Monday, December 03, 2007

A Little Information About Stillwater

The drive up the Number Four Road to Stillwater is one of my favorites and the Stillwater area itself is intriguing. Like many others, I enjoy its beauty, but have very little knowledge of the area. I happened upon some information about Stillwater that I thought I'd share with you. At the present time the primary purpose of the reservoir is flood control for the Black River Valley. However, this wasn't always the case. In 1878 it was originally flooded to allow logs to be floated down to the Beaver River to facilitate the logging industry. At 100% capacity, the Stillwater reservoir holds 3.63 billion cubic feet of water in its 6,700 lake acres. It has 128 acres of shoreline. The current dam was built in 1922 and since that time the reservoir has been managed by the Hudson River-Black River Regulating Authority.

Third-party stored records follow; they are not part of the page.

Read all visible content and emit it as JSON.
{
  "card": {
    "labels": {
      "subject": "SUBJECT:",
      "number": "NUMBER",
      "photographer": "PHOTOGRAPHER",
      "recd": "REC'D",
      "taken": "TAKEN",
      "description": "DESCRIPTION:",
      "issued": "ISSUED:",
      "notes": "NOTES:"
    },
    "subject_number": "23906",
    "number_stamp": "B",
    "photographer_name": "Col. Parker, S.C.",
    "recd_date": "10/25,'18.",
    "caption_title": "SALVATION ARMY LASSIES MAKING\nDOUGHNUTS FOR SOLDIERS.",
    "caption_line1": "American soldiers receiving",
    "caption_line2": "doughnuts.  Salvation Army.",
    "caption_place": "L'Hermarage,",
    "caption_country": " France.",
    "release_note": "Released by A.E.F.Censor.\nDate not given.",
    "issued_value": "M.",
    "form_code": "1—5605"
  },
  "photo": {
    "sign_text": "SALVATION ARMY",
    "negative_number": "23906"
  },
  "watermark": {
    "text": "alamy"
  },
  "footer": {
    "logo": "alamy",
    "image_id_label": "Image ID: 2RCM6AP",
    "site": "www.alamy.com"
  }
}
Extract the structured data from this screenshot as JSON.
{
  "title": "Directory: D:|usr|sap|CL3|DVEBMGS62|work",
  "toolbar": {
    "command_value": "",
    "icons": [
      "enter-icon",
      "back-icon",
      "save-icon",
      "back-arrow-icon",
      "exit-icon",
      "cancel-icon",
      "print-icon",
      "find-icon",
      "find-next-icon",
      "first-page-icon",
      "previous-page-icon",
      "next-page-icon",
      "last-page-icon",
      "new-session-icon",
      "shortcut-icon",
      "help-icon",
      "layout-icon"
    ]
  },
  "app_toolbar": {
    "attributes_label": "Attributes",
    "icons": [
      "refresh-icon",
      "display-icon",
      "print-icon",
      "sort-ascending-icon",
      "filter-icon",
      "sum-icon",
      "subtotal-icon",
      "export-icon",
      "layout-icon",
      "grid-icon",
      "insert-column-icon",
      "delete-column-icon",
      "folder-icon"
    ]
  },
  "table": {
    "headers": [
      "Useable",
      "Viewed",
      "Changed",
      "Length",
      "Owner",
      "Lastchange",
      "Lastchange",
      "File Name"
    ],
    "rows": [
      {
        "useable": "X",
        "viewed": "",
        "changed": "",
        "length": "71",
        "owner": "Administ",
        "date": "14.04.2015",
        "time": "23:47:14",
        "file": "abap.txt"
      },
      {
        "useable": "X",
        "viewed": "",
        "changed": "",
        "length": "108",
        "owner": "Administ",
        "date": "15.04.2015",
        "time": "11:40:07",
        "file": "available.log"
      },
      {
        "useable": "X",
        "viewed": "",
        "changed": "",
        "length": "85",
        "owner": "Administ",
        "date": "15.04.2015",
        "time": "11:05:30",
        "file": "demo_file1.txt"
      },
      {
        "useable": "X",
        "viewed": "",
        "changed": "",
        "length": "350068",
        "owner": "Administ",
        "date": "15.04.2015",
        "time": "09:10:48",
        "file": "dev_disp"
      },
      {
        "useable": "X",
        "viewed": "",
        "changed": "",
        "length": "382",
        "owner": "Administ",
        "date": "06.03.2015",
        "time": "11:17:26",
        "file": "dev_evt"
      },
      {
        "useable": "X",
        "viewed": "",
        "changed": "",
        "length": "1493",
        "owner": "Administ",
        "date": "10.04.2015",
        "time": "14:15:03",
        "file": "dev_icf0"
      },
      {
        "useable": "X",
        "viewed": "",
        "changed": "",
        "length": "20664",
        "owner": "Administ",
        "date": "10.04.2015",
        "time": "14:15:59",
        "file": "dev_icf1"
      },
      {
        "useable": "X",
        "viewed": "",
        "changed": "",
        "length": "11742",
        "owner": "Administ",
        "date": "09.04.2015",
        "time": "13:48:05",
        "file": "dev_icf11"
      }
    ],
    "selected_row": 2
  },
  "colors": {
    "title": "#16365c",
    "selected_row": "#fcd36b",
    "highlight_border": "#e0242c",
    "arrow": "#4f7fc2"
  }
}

The area has an abundance of wildlife such as the bald eagle, bear, beaver and otter. Stillwater has one of the largest loon populations in the state and the water holds an abundance of small mouth bass, splake, lake trout and yellow perch. I'm sure fishermen are well aware of what a splake is, but for those who are unfamiliar with this species it is a man-created hybrid between two native trout resulting from the fertilization of lake trout eggs with brook trout sperm. The hybrid combines many of the qualities of its parents — including the brook trout's fast growth and the lake trout's large size. During the winter season there are guided six- and eight-hour snowmobile tours.

Observations by Ramona Salmon

Sunday, December 02, 2007

Mentz Church

Historic Mentz Church, dating back to 1825 with its clean white gabled facade set in the green outskirts between Montezuma and Auburn, in many ways echoes the frontier times when it was first built, a time when quilts and the art of quilting were at their peak.

Saturday, December 01, 2007

Giant Hogweed

Giant hogweed has been seen in Cayuga County for several years. It is most often found in ditches or similar damp spots as it needs moisture. Giant hogweed can be cut with care, but one should wear long pants and long sleeves and gloves for the job, and if the plant appears to have gone to seed, covering it with a plastic bag before cutting and disposing of it.

Joan had an encounter with this vicious weed during the summer. Her experience was not pleasant.